Le comité souligne que les caractéristiques originales du PIA doivent être confortées.
• Le PIA s’éloigne parfois de ses objectifs initiaux. Le comité note que certaines actions ne s’inscrivent pas dans une logique « transformante » et que d’autres ne financent pas des dépenses exceptionnelles d’investissement mais servent simplement à remplacer des crédits supprimés par ailleurs dans le budget de l’État. En effet, le comité considère que 14 % de l’enveloppe globale correspondant à 35 % des moyens décaissés en six ans constituent de la substitution budgétaire ou des projets qui n’auraient pas dû relever du PIA (financement de l’A350, refinancement d’OSEO, réacteur de 4è génération…). Le comité considère que, malgré cette évolution, le PIA a servi largement les objectifs pour lesquels il a été conçu : contribuer à augmenter la croissance potentielle du pays et préserver l’investissement de l’État en période de fortes contraintes budgétaires.

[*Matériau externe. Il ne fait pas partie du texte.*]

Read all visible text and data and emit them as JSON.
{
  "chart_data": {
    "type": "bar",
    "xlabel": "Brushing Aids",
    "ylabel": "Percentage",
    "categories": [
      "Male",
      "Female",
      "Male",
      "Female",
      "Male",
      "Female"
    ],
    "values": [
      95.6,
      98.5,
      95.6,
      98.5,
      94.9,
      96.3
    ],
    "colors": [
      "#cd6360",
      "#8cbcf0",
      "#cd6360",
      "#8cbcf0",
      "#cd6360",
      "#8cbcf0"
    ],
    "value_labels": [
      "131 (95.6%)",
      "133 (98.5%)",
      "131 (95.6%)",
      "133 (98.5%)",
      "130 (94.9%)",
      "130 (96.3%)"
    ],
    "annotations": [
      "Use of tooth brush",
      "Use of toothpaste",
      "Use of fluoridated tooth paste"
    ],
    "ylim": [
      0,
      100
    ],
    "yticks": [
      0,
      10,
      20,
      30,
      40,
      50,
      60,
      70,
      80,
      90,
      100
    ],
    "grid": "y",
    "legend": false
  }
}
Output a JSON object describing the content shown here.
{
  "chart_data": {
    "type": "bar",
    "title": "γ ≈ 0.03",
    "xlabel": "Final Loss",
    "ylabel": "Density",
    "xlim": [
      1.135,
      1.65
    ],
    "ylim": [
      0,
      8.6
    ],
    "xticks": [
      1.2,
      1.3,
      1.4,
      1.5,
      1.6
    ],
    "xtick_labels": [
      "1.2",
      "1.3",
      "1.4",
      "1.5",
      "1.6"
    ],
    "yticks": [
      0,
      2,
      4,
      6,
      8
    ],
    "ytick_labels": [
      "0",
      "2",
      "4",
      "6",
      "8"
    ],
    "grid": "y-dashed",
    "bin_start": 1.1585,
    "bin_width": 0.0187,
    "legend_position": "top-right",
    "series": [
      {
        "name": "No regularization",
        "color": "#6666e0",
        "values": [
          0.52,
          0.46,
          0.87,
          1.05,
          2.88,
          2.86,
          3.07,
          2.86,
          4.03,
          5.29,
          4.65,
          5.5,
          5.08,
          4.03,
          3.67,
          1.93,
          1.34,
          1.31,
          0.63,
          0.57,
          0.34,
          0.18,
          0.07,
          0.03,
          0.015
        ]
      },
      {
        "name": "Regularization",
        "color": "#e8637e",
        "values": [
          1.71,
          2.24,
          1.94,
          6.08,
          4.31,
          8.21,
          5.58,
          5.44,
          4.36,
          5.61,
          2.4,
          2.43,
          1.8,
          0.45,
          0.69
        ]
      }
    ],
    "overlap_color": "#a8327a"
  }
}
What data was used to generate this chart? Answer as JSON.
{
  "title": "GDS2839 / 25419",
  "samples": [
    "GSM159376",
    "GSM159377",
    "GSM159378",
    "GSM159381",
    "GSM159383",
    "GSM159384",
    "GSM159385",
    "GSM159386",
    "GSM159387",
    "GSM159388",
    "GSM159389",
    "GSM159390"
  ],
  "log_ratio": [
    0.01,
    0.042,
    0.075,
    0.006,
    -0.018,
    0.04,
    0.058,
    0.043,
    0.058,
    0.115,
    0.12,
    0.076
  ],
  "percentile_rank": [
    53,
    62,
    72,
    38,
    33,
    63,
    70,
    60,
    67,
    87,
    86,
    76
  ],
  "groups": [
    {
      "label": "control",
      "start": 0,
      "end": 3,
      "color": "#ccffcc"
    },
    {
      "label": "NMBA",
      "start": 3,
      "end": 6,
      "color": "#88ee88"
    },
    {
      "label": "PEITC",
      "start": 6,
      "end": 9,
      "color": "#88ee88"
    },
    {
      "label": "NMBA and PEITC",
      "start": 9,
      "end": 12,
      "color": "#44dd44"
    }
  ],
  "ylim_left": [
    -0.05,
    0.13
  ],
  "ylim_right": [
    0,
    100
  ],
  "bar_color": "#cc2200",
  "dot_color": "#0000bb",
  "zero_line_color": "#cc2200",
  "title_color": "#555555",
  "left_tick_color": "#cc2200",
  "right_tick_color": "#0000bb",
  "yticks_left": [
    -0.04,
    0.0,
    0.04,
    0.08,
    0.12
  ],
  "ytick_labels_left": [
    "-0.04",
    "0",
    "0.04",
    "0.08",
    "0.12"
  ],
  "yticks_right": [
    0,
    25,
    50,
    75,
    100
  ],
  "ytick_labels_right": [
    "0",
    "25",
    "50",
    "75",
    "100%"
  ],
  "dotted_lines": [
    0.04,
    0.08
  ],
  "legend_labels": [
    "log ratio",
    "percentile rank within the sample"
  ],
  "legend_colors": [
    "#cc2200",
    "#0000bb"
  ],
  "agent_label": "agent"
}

• S’il y a bien un effet de levier, qui est évalué pour chaque euro du PIA à un euro de cofinancements dont les deux-tiers sont privés, le comité note qu’il est très variable selon les actions, et pas toujours perceptible.
• Concernant l’effet d’entraînement, le comité conclut que le PIA n’a pas conduit à un accroissement de l’effort d’investissement public du pays, mais plus probablement à un moindre fléchissement que dans les pays voisins. Sur une enveloppe globale de 45 milliards d’euros et 6 ans après son lancement, seuls 14 milliards ont été décaissés. Ce sont donc en moyenne 2,3 milliards d’euros par an d’investissement attribuables au PIA sur la période, soit environ 2% de l’investissement public en France. L’accélération est cependant indéniable puisque les décaissements se montent à 4 milliards en 2014 et 2015 contre 900 millions en 2010 et 2011.
• Dans le domaine de l’enseignement supérieur, le PIA a suscité un dynamisme universitaire en région (Bordeaux, Strasbourg et Aix-Marseille) mais il n’a pas encore réussi à faire émerger des universités de recherche de rang mondial en région parisienne.
• Il a conduit, dans certains domaines, à complexifier le paysage institutionnel. C’est notamment le cas pour le transfert de technologie, les aides à l’innovation, l’enseignement supérieur ou certains fonds de participation qui viennent en concurrence de ceux de Bpifrance. Ce constat s’explique notamment par une inflation des actions (79 contre 17 prévues dans le rapport Juppé-Rocard).
• Le PIA a permis de faire progresser la culture de l’évaluation des investissements publics, mais des progrès restent cependant à faire sur ce point.
Le président de la République a annoncé un PIA 3 d’un montant de 10 milliards d’euros. Aussi, le comité recommande, dans un contexte économique qui a changé et dans une contrainte budgétaire forte, de :
• ne pas disperser les moyens dans de nouvelles actions de court terme, notamment en refusant désormais toute opération de « substitution budgétaire » et en concentrant les moyens sur les actions qui ont fait leurs preuves ;
• limiter les actions à celles qui répondent à une défaillance de marché avérée et qui entrent véritablement dans les objectifs du PIA. Les actions qui font double emploi avec d’autres financements disponibles ne doivent pas être poursuivies ;
• continuer certaines actions qui sont conformes aux objectifs du PIA mais sans y affecter de moyens nouveaux dans la mesure où l’enveloppe prévue dans les PIA 1 et 2 est loin d’être épuisée ;
• certaines actions méritent d’être redéfinies dans leurs objectifs, recalibrées dans leur ambition ou rationalisées ;
• refonder les actions qui n’ont pas encore fait leurs preuves mais dont les objectifs demeurent pertinents comme pour les Idex en Île-de-France ;
• rationaliser les structures et clarifier le rôle des ministères, des opérateurs et du CGI.
À l’aune de cet examen, l’utilité du PIA et en particulier de son troisième volet est confirmée. Son efficacité pourrait cependant être accrue en mettant à profit les leçons de l’expérience mises en lumière dans ce rapport.